Правда, у юного англичанина были длинные черные волосы, бледное лицо, яркие губы и тонкие руки, но все-таки это был мальчишка! Какой позор… Я стала стараться попасться ему на глаза. Но он на меня не смотрел. И я его понимала: смотреть было не на что. Лекарство от этого неприятного недуга было одно: книги. Я зачитывалась «Федрой»: конечно же я была Федрой, а он – Ипполитом. Моя тоска отлично укладывалась в расиновский стих.
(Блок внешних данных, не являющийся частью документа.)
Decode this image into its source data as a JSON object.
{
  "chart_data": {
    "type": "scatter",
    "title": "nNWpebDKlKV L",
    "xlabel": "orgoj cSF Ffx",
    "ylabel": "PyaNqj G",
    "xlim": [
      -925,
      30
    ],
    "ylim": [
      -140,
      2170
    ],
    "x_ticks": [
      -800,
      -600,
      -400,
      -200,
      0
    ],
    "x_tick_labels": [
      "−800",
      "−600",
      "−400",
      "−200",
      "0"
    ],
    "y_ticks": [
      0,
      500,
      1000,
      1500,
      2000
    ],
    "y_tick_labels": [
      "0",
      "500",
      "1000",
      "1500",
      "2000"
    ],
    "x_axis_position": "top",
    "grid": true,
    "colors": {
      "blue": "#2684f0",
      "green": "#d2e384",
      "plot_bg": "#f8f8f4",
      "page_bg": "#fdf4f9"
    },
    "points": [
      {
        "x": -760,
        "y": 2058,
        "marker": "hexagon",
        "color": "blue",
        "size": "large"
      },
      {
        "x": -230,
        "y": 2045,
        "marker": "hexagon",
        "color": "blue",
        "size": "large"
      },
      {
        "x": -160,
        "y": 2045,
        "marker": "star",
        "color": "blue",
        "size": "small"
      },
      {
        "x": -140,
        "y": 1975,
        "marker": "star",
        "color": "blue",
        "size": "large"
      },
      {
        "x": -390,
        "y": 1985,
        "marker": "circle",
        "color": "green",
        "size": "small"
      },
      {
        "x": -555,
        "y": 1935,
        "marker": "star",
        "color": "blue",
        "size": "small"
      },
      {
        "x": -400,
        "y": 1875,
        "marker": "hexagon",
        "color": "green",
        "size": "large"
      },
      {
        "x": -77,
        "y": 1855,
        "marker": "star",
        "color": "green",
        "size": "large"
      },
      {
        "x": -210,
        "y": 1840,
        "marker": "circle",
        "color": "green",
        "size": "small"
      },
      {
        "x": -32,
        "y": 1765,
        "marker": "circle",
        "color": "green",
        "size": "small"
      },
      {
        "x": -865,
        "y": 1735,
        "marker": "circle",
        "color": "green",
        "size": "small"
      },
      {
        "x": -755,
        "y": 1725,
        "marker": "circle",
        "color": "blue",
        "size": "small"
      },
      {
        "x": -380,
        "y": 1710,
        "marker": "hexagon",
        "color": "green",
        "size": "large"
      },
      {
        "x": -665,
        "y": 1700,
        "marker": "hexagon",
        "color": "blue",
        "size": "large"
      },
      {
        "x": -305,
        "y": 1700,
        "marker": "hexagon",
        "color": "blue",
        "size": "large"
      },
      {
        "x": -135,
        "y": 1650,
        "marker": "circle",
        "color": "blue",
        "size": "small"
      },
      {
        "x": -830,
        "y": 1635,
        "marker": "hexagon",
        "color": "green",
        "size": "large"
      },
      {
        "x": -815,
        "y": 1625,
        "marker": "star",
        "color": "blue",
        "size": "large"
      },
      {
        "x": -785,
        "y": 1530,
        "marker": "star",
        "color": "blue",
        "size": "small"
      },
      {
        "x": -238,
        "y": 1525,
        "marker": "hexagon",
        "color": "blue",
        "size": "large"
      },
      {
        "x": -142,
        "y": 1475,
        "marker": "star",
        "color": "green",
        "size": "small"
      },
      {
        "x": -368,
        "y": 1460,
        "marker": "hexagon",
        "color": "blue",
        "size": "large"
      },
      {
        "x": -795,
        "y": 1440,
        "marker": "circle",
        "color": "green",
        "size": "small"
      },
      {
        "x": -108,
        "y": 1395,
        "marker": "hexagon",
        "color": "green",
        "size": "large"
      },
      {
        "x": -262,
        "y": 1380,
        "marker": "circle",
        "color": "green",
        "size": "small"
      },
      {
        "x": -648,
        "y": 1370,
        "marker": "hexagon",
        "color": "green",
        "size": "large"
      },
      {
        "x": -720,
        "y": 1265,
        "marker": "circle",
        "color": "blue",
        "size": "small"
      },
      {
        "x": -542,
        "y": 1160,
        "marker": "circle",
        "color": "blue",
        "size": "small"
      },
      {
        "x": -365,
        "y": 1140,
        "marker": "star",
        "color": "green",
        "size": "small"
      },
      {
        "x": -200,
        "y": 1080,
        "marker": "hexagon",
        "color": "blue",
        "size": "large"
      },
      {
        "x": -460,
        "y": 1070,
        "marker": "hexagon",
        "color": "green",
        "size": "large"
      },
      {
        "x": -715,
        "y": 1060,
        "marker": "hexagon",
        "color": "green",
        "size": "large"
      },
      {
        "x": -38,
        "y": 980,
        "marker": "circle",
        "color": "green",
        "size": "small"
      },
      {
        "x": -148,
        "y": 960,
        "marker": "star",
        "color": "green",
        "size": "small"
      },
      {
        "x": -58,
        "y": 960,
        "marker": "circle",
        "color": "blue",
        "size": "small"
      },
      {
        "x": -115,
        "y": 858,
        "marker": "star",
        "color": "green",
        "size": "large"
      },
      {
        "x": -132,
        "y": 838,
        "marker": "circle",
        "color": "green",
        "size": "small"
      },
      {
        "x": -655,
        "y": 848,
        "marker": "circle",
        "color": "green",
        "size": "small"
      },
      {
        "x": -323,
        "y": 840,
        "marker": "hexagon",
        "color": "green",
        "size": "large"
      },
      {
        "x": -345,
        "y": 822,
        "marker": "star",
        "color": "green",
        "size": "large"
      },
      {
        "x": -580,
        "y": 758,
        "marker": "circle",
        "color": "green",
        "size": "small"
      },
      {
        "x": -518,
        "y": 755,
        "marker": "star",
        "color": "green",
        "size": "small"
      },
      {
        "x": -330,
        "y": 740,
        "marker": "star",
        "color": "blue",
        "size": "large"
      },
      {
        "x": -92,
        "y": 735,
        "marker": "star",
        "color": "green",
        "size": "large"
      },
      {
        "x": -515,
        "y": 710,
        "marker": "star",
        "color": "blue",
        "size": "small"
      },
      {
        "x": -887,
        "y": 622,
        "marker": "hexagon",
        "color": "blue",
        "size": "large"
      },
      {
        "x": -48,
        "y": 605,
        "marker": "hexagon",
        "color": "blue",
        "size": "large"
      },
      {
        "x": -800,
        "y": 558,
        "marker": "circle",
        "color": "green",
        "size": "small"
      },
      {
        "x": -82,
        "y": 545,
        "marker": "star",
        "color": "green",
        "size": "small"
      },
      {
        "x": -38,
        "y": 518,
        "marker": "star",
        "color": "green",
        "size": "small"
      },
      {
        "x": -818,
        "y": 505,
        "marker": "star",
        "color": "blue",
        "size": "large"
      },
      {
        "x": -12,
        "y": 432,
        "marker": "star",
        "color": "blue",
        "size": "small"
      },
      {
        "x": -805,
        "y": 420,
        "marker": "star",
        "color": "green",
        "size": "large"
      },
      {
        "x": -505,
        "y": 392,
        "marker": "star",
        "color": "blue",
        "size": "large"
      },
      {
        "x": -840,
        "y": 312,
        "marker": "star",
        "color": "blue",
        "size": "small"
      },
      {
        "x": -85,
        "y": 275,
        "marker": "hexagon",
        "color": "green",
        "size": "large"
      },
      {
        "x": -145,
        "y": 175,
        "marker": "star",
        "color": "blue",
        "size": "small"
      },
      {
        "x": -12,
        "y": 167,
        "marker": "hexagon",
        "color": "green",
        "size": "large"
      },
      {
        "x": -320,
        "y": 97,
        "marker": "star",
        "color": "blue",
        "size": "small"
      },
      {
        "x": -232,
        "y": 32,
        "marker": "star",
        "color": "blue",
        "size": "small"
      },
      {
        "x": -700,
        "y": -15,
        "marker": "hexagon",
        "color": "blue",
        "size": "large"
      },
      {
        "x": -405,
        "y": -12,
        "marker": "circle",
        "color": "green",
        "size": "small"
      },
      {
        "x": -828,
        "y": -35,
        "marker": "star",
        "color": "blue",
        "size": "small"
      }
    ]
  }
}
Но все же положение было унизительное.
И я помалкивала о своих муках.
Дикий хаос бушевал в размытых гормонами пустотах моей души. По ночам я вставала и шла на кухню воевать с ананасами. Я заметила, что, когда поем слишком много этих фруктов, у меня кровоточат десны, и не могла не вступить с обидчиками врукопашную. Вооружившись здоровенным ножом, я хватала ананас за чуб, в несколько взмахов сдирала с него шкуру и пожирала до кочерыжки. Если кровь не появлялась, я так же разделывалась со вторым врагом, пока не наступал вожделенный миг и его желтая плоть не пропитывалась моим гемоглобином.